Firstly suppose that $f(x)$ and $g(x)$ are two polynomials, and let their degree be $c$ and $d$, respectively. Suppose $ d \gt c$, you get $\lim\limits_{x\to 1^-}\frac{f^d(x)}{g^d(x)} = \frac{0}{d!\cdot b_d} = 0 \ne 1$, so it's impossible that $ d \gt c$; obviously you can use the same proof to prove that it's impossible that $ c\gt d$.
Now, since $c=d$, $\lim\limits_{x\to 1^-}\frac{f^c(x)}{g^c(x)} = \frac{c!\cdot a_c}{c!\cdot b_c} = \frac{a_c}{b_c} = 1$ , so $a_c$ = $b_c$.
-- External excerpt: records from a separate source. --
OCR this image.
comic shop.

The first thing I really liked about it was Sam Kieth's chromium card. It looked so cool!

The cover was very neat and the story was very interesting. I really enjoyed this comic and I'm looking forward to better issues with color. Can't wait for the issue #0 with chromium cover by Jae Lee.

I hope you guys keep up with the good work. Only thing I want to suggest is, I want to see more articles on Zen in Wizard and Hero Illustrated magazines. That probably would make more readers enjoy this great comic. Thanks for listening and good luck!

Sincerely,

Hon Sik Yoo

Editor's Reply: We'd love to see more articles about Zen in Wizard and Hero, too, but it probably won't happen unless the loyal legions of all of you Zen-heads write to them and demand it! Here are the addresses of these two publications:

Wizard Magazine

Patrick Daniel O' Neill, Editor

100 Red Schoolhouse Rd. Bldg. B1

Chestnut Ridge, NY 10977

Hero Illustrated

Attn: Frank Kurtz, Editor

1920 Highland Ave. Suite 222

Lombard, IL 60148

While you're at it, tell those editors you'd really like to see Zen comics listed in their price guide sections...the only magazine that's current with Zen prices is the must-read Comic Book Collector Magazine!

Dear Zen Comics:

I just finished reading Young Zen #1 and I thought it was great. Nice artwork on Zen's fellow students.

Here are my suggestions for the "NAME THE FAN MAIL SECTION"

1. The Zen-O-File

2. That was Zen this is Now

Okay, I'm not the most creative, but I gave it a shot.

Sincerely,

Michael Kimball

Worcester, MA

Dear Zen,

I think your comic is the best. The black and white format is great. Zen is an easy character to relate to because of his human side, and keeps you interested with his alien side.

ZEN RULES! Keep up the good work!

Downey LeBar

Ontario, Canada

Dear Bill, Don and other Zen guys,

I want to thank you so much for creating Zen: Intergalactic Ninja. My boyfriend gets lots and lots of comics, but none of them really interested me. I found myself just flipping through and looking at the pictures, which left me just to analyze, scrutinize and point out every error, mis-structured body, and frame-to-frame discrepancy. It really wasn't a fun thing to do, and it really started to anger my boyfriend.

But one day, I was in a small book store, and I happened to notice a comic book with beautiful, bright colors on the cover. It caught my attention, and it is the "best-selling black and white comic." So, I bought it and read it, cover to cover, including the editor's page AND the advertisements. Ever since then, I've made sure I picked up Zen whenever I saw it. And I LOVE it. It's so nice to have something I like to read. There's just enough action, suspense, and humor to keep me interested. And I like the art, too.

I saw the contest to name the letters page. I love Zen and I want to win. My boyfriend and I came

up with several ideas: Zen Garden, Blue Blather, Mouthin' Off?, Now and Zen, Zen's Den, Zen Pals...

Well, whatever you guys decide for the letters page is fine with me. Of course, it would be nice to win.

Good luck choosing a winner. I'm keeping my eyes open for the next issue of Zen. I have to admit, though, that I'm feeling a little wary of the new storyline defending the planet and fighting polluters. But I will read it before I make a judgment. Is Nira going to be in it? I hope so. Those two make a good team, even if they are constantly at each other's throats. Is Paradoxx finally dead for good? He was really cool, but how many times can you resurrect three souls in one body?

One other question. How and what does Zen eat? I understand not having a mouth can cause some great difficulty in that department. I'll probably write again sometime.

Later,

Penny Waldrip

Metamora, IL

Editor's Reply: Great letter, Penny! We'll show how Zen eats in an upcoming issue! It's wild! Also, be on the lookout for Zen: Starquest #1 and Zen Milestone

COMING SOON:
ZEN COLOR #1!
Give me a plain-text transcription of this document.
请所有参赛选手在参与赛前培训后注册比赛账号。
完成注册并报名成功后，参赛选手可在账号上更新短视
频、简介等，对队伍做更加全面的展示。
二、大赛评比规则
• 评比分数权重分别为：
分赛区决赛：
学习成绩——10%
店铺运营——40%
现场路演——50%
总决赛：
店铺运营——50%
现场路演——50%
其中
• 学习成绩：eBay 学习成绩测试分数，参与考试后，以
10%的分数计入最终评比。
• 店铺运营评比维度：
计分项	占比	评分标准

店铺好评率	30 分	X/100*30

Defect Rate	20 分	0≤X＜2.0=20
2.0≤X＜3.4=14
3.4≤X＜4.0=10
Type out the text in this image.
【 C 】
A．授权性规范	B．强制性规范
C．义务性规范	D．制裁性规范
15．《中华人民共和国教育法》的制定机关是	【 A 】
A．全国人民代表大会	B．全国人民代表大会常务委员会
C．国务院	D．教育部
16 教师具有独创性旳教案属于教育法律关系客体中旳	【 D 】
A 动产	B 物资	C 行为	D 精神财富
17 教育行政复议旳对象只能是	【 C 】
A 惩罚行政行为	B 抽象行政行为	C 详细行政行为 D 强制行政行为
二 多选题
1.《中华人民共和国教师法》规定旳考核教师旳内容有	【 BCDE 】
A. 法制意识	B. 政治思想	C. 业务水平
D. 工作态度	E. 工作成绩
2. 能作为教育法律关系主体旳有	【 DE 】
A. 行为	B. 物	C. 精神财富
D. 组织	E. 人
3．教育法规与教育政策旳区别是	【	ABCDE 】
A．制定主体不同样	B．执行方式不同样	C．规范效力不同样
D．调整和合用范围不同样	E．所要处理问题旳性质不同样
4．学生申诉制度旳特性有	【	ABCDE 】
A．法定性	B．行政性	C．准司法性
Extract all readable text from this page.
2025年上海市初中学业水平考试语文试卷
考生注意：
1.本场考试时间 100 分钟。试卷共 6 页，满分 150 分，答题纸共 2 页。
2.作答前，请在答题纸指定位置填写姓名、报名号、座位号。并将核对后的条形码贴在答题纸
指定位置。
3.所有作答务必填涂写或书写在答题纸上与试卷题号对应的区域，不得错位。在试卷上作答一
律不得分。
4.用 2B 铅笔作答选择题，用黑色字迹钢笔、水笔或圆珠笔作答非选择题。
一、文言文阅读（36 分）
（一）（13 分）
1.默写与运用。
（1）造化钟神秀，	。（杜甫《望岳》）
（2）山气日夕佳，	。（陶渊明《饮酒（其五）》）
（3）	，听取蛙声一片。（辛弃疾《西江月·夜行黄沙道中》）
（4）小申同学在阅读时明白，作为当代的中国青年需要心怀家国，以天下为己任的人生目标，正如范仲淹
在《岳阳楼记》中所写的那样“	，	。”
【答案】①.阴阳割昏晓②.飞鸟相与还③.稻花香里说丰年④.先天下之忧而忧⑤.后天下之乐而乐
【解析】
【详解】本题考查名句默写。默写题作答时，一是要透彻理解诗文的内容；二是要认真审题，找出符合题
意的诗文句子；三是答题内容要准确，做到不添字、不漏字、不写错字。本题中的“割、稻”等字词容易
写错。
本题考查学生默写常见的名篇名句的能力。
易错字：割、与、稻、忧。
Similarly, $\lim\limits_{x\to 1^-}\frac{f^{c-1}(x)}{g^{c-1}(x)} = \frac{(c-1)!\cdot a_{c-1}+c!\cdot x\cdot a_c}{(c-1)!\cdot b_{c-1}+c!\cdot x\cdot b_c} = \frac{a_{c-1}+a_c}{b_{c-1}+b_c} = 1$, which means that
$a_{c-1}+a_c = b_{c-1}+b_c$
$a_{c-1} = b_{c-1}$.
Clearly you go on with the same "strategy", and you'll obtain that $a_i$ = $b_i$ for all $i$ such that $0\le i \le c$, so $\lim\limits_{n\to \infty}\frac{a_n}{b_n}=1$.